I drafted this while heading to Porto in northern Portugal. I rode an 80-yr old urban tram, to a clean subway, to a modern express train that is now sweeping me up the length of the country, at 187 km/hr, on banked turns. Ready for a thread on social investment?
Portugal has planes, trains, and automobiles, buses, scooters, ferries, bikes shares & more. Not everything is new here—aside from the carefully preserved antique houses, 1,000 year-old castles, and settlements dating to the Phoenicians, Portugal has its share of rust-belt factories and obsolete commercial ruins. But you cannot help but notice the updates everywhere: new bridges, renovated factories, rural support facilities, clean cities. America was once an inventor and world leader in all of these fields. We chose long ago to abandon the social commitment that underlies infrastructure.
But Portugal has invested in much more than concrete. Over the last 20 years, primary schools here have risen to tie Finland for the best in Europe. The university where I teach is summer-job cheap. All students in Portugal get a voucher for any assigned textbook—it’s free. Students graduate with no debt, so they can get straight to productive lives.
There is little homelessness here—aside from investing in housing, Portugal switched in 2001 to treating drug addiction as a disease. Drugs are NOT legalized here, and are hard to find. Dealing or buying drugs is still illegal, and prosecuted. But addicts are no longer arrested for possessing small amounts, and are kept out of the police/courts/jail cycle that is so destructive to them while doing nothing to resolve the larger problem. Addiction is treated instead as an effectively incurable illness. The goal of Portuguese policy is to reduce suffering for both the addict and the society. Heroin addiction is now half what it was in 2001, and the death rate from overdoses is the second lowest in Europe.
There are many components in this famous Portuguese success, but the most crucial may be the “dissuasion committee.” Instead of going to jail, addicts are required to meet with a panel of community representatives who guide them toward responsible behavior. The panel typically includes a nurse or doctor, a judge or lawyer, and a psychologist or therapist. For problem addicts, it may rope in family and even neighbors. Housing support and health care play smaller roles than you might think. (It is very difficult to get public housing, for example, and health care focusses more on resident facilities for the mentally ill). Instead, the main thrust is on social integration and harm reduction. Addicts are encouraged to get jobs and return to their families. Methadone and clean needles are available to prevent HIV and hepatitis from making the situation worse. Instead of cycling them through jails and hospitals, addicts remain functional, or at least needing less support.
This is further evidence that a real national health care system keeps people working, and frees them to make good decisions. Even with supplemental private insurance, a family I met here pays just €3,000 a year for complete coverage. Prescriptions are almost free. The copay for a doctor’s visit is €17, and is usually the ONLY bill you receive. So even drug addicts can afford to meet with a doctor or nurse to prevent their health problems from getting worse. The burden for everyone goes down.
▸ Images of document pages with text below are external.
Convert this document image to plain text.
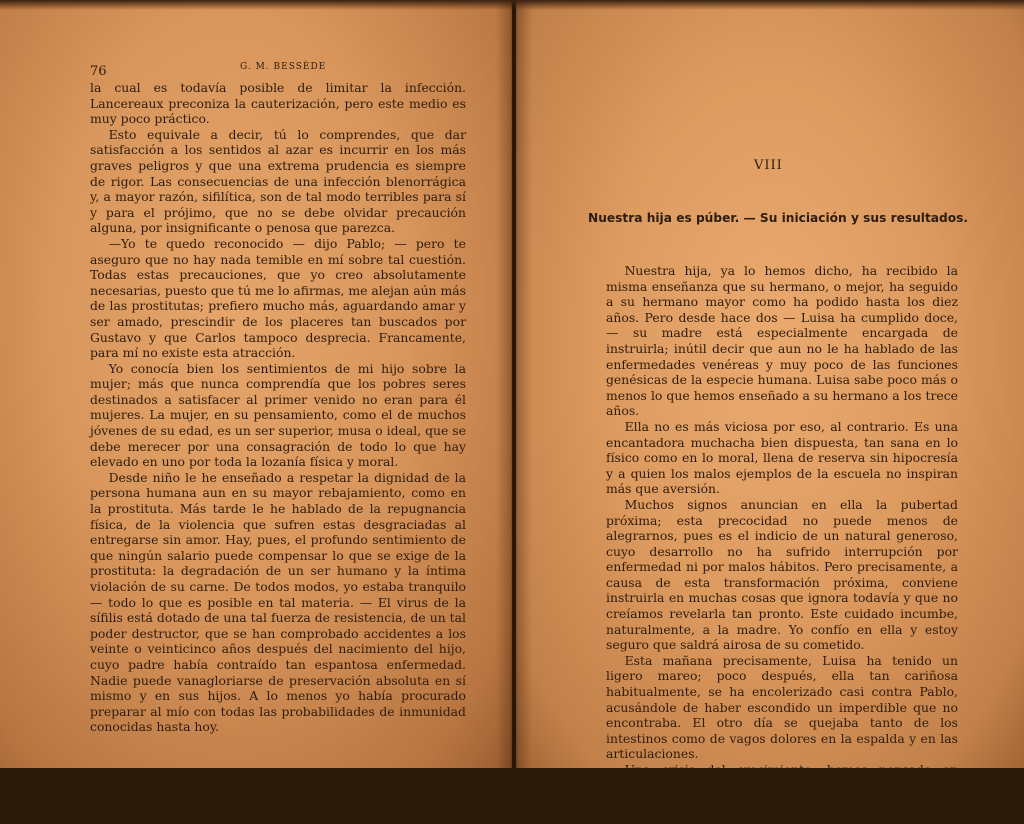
76	G. M. BESSÈDE

la cual es todavía posible de limitar la infección. Lancereaux preconiza la cauterización, pero este medio es muy poco práctico.

Esto equivale a decir, tú lo comprendes, que dar satisfacción a los sentidos al azar es incurrir en los más graves peligros y que una extrema prudencia es siempre de rigor. Las consecuencias de una infección blenorrágica y, a mayor razón, sifilítica, son de tal modo terribles para sí y para el prójimo, que no se debe olvidar precaución alguna, por insignificante o penosa que parezca.

—Yo te quedo reconocido — dijo Pablo; — pero te aseguro que no hay nada temible en mí sobre tal cuestión. Todas estas precauciones, que yo creo absolutamente necesarias, puesto que tú me lo afirmas, me alejan aún más de las prostitutas; prefiero mucho más, aguardando amar y ser amado, prescindir de los placeres tan buscados por Gustavo y que Carlos tampoco desprecia. Francamente, para mí no existe esta atracción.

Yo conocía bien los sentimientos de mi hijo sobre la mujer; más que nunca comprendía que los pobres seres destinados a satisfacer al primer venido no eran para él mujeres. La mujer, en su pensamiento, como el de muchos jóvenes de su edad, es un ser superior, musa o ideal, que se debe merecer por una consagración de todo lo que hay elevado en uno por toda la lozanía física y moral.

Desde niño le he enseñado a respetar la dignidad de la persona humana aun en su mayor rebajamiento, como en la prostituta. Más tarde le he hablado de la repugnancia física, de la violencia que sufren estas desgraciadas al entregarse sin amor. Hay, pues, el profundo sentimiento de que ningún salario puede compensar lo que se exige de la prostituta: la degradación de un ser humano y la íntima violación de su carne. De todos modos, yo estaba tranquilo — todo lo que es posible en tal materia. — El virus de la sífilis está dotado de una tal fuerza de resistencia, de un tal poder destructor, que se han comprobado accidentes a los veinte o veinticinco años después del nacimiento del hijo, cuyo padre había contraído tan espantosa enfermedad. Nadie puede vanagloriarse de preservación absoluta en sí mismo y en sus hijos. A lo menos yo había procurado preparar al mío con todas las probabilidades de inmunidad conocidas hasta hoy.

VIII
Nuestra hija es púber. — Su iniciación y sus resultados.

Nuestra hija, ya lo hemos dicho, ha recibido la misma enseñanza que su hermano, o mejor, ha seguido a su hermano mayor como ha podido hasta los diez años. Pero desde hace dos — Luisa ha cumplido doce, — su madre está especialmente encargada de instruirla; inútil decir que aun no le ha hablado de las enfermedades venéreas y muy poco de las funciones genésicas de la especie humana. Luisa sabe poco más o menos lo que hemos enseñado a su hermano a los trece años.

Ella no es más viciosa por eso, al contrario. Es una encantadora muchacha bien dispuesta, tan sana en lo físico como en lo moral, llena de reserva sin hipocresía y a quien los malos ejemplos de la escuela no inspiran más que aversión.

Muchos signos anuncian en ella la pubertad próxima; esta precocidad no puede menos de alegrarnos, pues es el indicio de un natural generoso, cuyo desarrollo no ha sufrido interrupción por enfermedad ni por malos hábitos. Pero precisamente, a causa de esta transformación próxima, conviene instruirla en muchas cosas que ignora todavía y que no creíamos revelarla tan pronto. Este cuidado incumbe, naturalmente, a la madre. Yo confío en ella y estoy seguro que saldrá airosa de su cometido.

Esta mañana precisamente, Luisa ha tenido un ligero mareo; poco después, ella tan cariñosa habitualmente, se ha encolerizado casi contra Pablo, acusándole de haber escondido un imperdible que no encontraba. El otro día se quejaba tanto de los intestinos como de vagos dolores en la espalda y en las articulaciones.

Una crisis del crecimiento, hemos pensado en principio. Pero es también la crisis de la pubertad, porque sus pequeños senos le han molestado todos estos días.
But taxes! What about the gummint stealing all my money? People don’t really “pay taxes” in Europe. There is no tax season. You get a highly progressive tax bill calculated for you, but more revenue in Portugal come from a 23% VAT, essentially a comprehensive sales tax that is hidden in every transaction. The overall tax burden averages 34%. Every time you pay for an expensive beer, or chic sweater, or $8/gallon gasoline, you are funding this investment.
It’s social investment. Half the entire EU budget goes to investing in agriculture—farms/food/production (and over production). The other half goes to investing in employment/jobs/work/education support. That’s it. The EU doesn’t have an army. It invests in putting people to work, in educating them, in making infrastructure and social strength. That’s all it does.
And those investments in society—in everything from trains to schools to helping drug addicts stay healthy and off the streets—pay massive dividends. They build social cohesion and trust, and reduce the appeal of political extremists. Nobody falls for us-versus-them authoritarianism when there is just us, all together.
This train just his 200 km/hr, so I’m signing off. I’m getting motion sickness.
America, pay attention. But we rarely ate willing to learn from any other country.
oUR JUSTICE SYSTEM STRESSES PUNISHMENT; THEIRS IS ABOUT REHABILITATION.